To help them prepare their recommendations Ewald provides curriculum that is both entertaining as well as educational, dealing with:

  • Mining (How much land is needed to sustain your lifestyle? Other than food, can you name one thing in the room that isn’t connected to mining?)
  • Energy Resources and Production (How much energy is needed for you to take a shower?)
  • Fossil Fuels and Production (What country is producing what? What country is consuming what?)
  • Oil Production Methods (Comparisons galore – like, how much energy is needed to operate an electric car versus an internal combustible engine car? And … frac’ing?)
  • Nuclear Energy (What are the pros and cons?)
  • Renewable Energy (What? There might be environmental impacts here, too?)

It proved to be not just educational, but an eye-opener for all.

Before taking the course, “they didn’t have a whole lot of solid information or knowledge about any of this,” Ewald said, despite being residents of a region associated with oil production.

“I would say 90 percent of them (students) admitted that their opinion changed dramatically about fossil fuels,” Ewald said, especially in considering “the balance of moving forward (toward renewables) … it’s going to be a slow transition, and one that they still support, but they have a better understanding of why fossil fuels are so imperative and so important to the economies all over the world.”

The Teacher Gets Taught

Ewald’s approach to geoscience education for her entire career has been “hands-on engagement,” trusting that students both comprehend and also retain information faster and longer when they are exposed to that learning experience.

Then came the 2020 pandemic.

“When virtual learning became our reality,” she recalled, “the challenge pushed me into new and scary territory. I re-evaluated my teaching practices to find innovative ways to design activities that would still allow students to be in charge of their learning and be engaging.”

It wasn’t easy.

“It has taken every ounce of my experience in the classroom to adapt to our new reality in education,” she said of the challenge, but added “I am passionate about the subjects I teach, and that is what drives me to continuously improve and push myself out of my comfort zone so I can evolve my classroom practices.”

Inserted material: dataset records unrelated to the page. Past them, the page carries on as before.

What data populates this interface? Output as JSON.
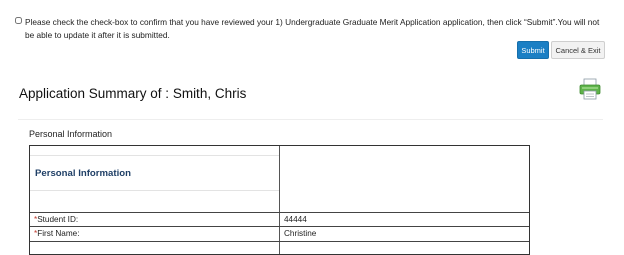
{
  "confirm": {
    "text": "Please check the check-box to confirm that you have reviewed your 1) Undergraduate Graduate Merit Application application, then click “Submit”.You will not be able to update it after it is submitted."
  },
  "buttons": {
    "submit": "Submit",
    "cancel": "Cancel & Exit"
  },
  "summary": {
    "title": "Application Summary of : Smith, Chris",
    "print_icon": "printer-icon"
  },
  "section": {
    "label": "Personal Information",
    "table_heading": "Personal Information",
    "rows": [
      {
        "required": "*",
        "label": "Student ID:",
        "value": "44444"
      },
      {
        "required": "*",
        "label": "First Name:",
        "value": "Christine"
      }
    ]
  },
  "colors": {
    "accent": "#1b7fc4",
    "heading": "#1f3f66",
    "required": "#c0392b"
  }
}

First, she spent hours learning how to implement new online tools and programs. Second, she spent hours more converting her lessons to the new virtual platforms.

“With these new skills and programs, I was able to convert many of my activities in our natural resources and energy production unit to virtual activities,” she said.

Next, she found resources that were current, creative and content-driven.

Participating in a variety of teacher field experiences helped, including mining workshops and the Geology Camp for Teachers with Texas A&M. (“I developed a deeper understanding of geology, more so than from some of my courses in college,” she said.)

Also, last July she participated in a fiveday workshop with the University of Texas’ Petroleum Technology and Science Institute – an in-depth look at petroleum engineering, the global energy market and current technologies used in oil production and energy extraction.

It proved to be relevant information for today’s high school students whose insight into energy is largely gleaned from political sources.

“The advanced technologies work to minimize environmental damage and the instructors addressed the integrating of renewables with existing fossil fuel use,” she said. “Once again, I was able to enhance my knowledge and comprehension of fossil fuels, and I have been using these resources to create new virtual, learner-centered assignments.

“All of these efforts reflect back on my philosophical approach to teaching,” she said: “Being the best teacher I can for my students and giving them a caring and engaging educational experience by delivering studentcentered inquiry and investigations.”